What Ho Proles!
So, Tony Blair is planning to hire eighty Super Nannies across England to cope with unruly children. As a man brought up by nothing but nannies, I feel I’m fully qualified to comment on this plan.
It’s undiluted horse twaddle.
And you can quote me on that. The man doesn’t know a nanny from a nanny goat. Not every nanny flies in looking like Julie Andrews about to turn a bit supercalifragilisticexpialidocious. My nannies were all of a kind: overweight Teutonic Valkyries with a liking for mint humbugs and wielding the lash. What limited supply we may have of these women should be saved for the fight against Al Qaida or KGB hit squads and not wasted on some sniffling buffoon brought up on cocoa pops and hamburgers and now spending his days hanging around the local mini supermarket and throwing rocks at stray dogs.

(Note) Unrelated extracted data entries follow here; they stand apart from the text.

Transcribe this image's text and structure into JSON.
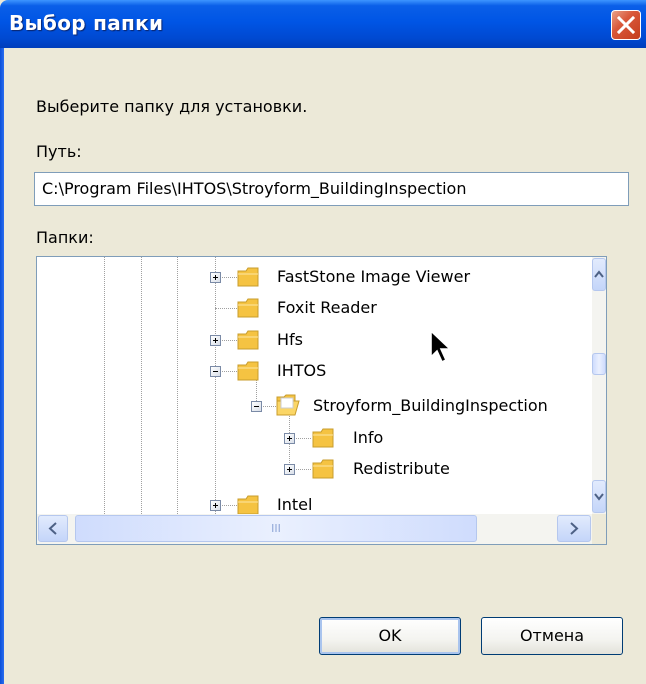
{
  "window": {
    "title": "Выбор папки"
  },
  "prompt": "Выберите папку для установки.",
  "path": {
    "label": "Путь:",
    "value": "C:\\Program Files\\IHTOS\\Stroyform_BuildingInspection"
  },
  "folders": {
    "label": "Папки:",
    "items": [
      {
        "label": "FastStone Image Viewer",
        "expander": "plus"
      },
      {
        "label": "Foxit Reader",
        "expander": "none"
      },
      {
        "label": "Hfs",
        "expander": "plus"
      },
      {
        "label": "IHTOS",
        "expander": "minus"
      },
      {
        "label": "Stroyform_BuildingInspection",
        "expander": "minus",
        "open": true
      },
      {
        "label": "Info",
        "expander": "plus"
      },
      {
        "label": "Redistribute",
        "expander": "plus"
      },
      {
        "label": "Intel",
        "expander": "plus"
      }
    ],
    "hscroll_grip": "III"
  },
  "buttons": {
    "ok": "OK",
    "cancel": "Отмена"
  },
  "colors": {
    "titlebar": "#0055e5",
    "folder": "#f5c342",
    "dialog_bg": "#ece9d8"
  }
}
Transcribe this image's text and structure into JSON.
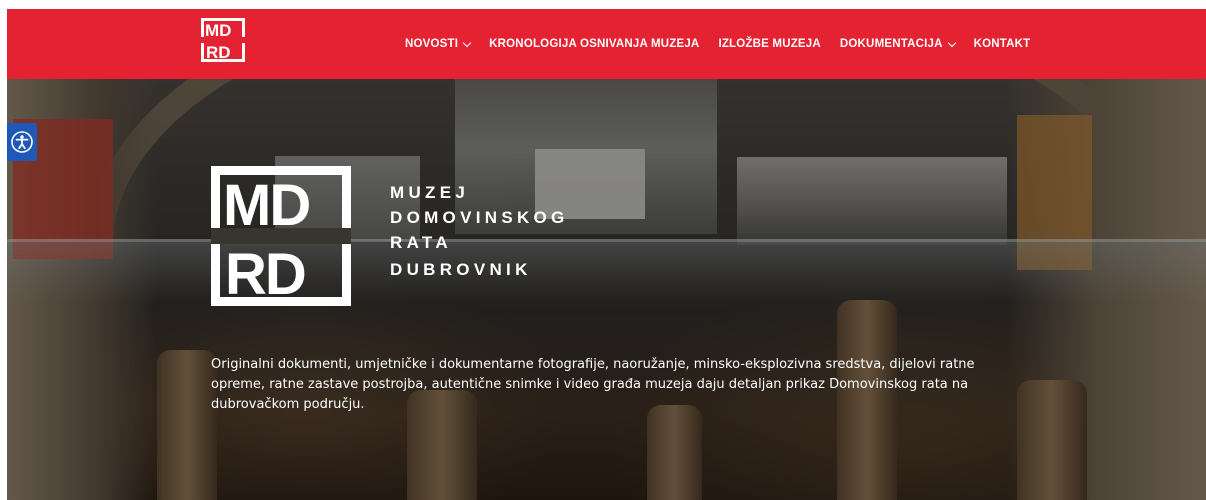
{
  "header": {
    "logo_letters": [
      "M",
      "D",
      "R",
      "D"
    ],
    "nav": [
      {
        "label": "NOVOSTI",
        "has_dropdown": true
      },
      {
        "label": "KRONOLOGIJA OSNIVANJA MUZEJA",
        "has_dropdown": false
      },
      {
        "label": "IZLOŽBE MUZEJA",
        "has_dropdown": false
      },
      {
        "label": "DOKUMENTACIJA",
        "has_dropdown": true
      },
      {
        "label": "KONTAKT",
        "has_dropdown": false
      }
    ]
  },
  "hero": {
    "brand_lines": [
      "MUZEJ",
      "DOMOVINSKOG",
      "RATA",
      "DUBROVNIK"
    ],
    "description": "Originalni dokumenti, umjetničke i dokumentarne fotografije, naoružanje, minsko-eksplozivna sredstva, dijelovi ratne opreme, ratne zastave postrojba, autentične snimke i video građa muzeja daju detaljan prikaz Domovinskog rata na dubrovačkom području."
  },
  "accessibility": {
    "icon": "accessibility-icon"
  },
  "colors": {
    "header_bg": "#e52231",
    "accessibility_bg": "#1f58b6",
    "text": "#ffffff"
  }
}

What troublesome children need isn’t a nanny but a damn good kick in the pants and something to keep them busy.
Which is why I was rather taken with an idea I read about yesterday suggesting that the little vermin should replace foxes in hunts. I've spoken about plans like this before, but my only concern is that it might reduce the quality of the hunts. Yet if it can be proved that the little tykes can sprint faster than a hound after the scent, I’d say lets give them a run.
I’m now sitting down to revising the next chapter of my memoirs. I hope to put it up sometime this afternoon.